The world was a different place in the Permian. This is a time before there were birds or mammals, even the dinosaurs had yet to develop. The dominant land animals were synapsids, which look rather like modern lizards but were more mammal-like than reptilian (with differentiated teeth and quite possibly fur). They were almost completely wiped out in the Great Permian Extinction (lucky for you they weren’t, as one of your ancestors was a Permian synapsid).

There were no flowering plants in the Permian, but cycads, ginkgoes, and ferns were common. In the sea, 300 million years of Trilobite domination was about to come to an end, and echinoderms and mollusks were rising, especially a new-fangled cephalopod mollusk, the Ammonite, which was starting it’s impressive 200 million-year reign as king of the Sea.

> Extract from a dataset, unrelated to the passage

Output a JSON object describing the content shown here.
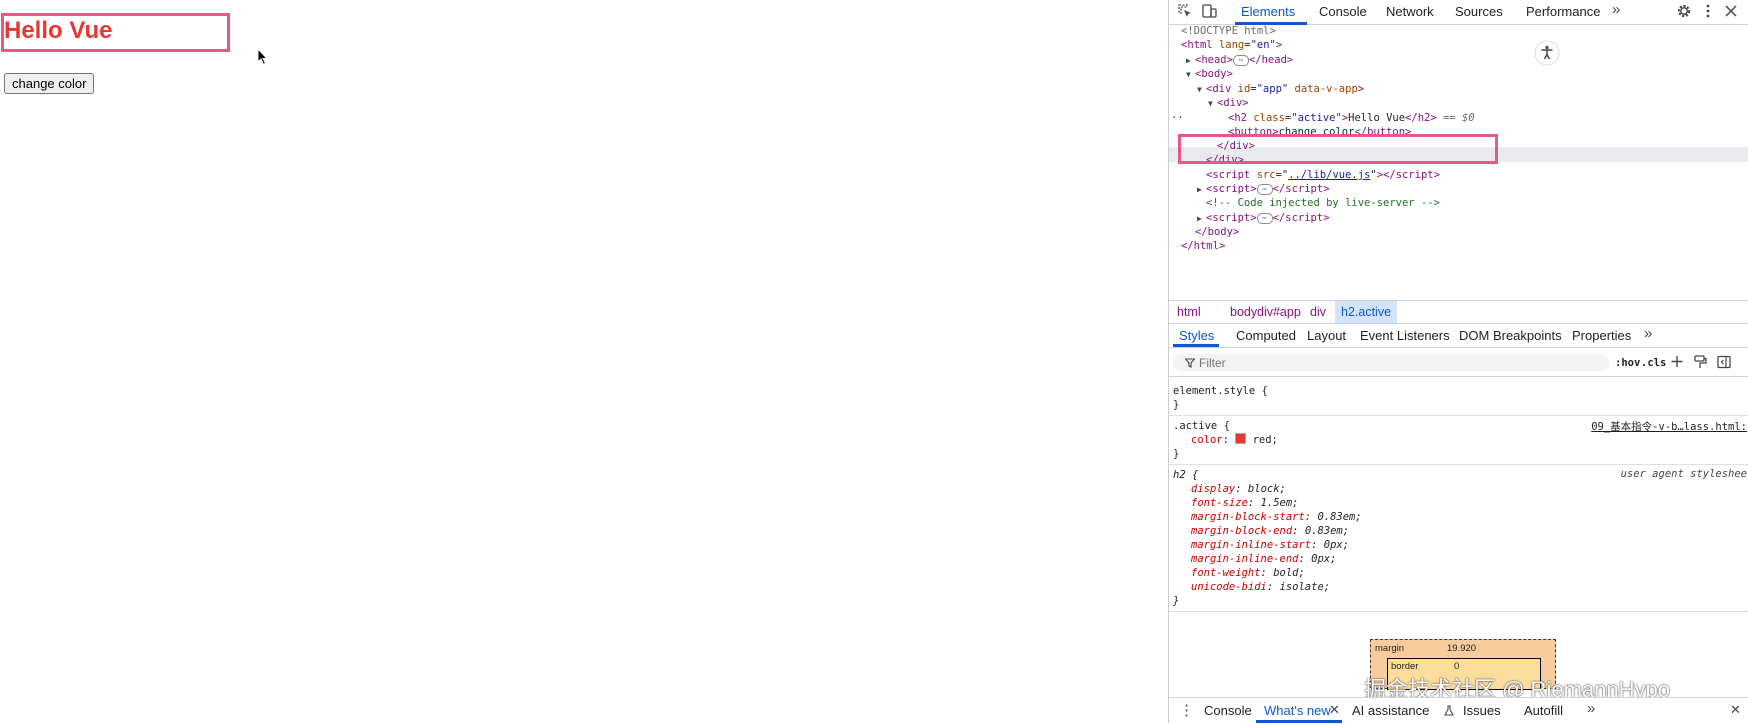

The Permian was also the last time that all major continental land masses were collected together through Plate Tectonics into one “supercontinent”- Pangaea, leading to bad T-shirt ideas ever since (people calling for Pangaea’s reunion rarely consider that the supercontinents correlate very well with massive declines in biodiversity, but I digress). In the part of Pangaea that is now northern Arizona, there was a shallow sea facing to the west, with the shoreline shifting around somewhat, as they are apt to do on million-year time spans, which brings us to the limestone.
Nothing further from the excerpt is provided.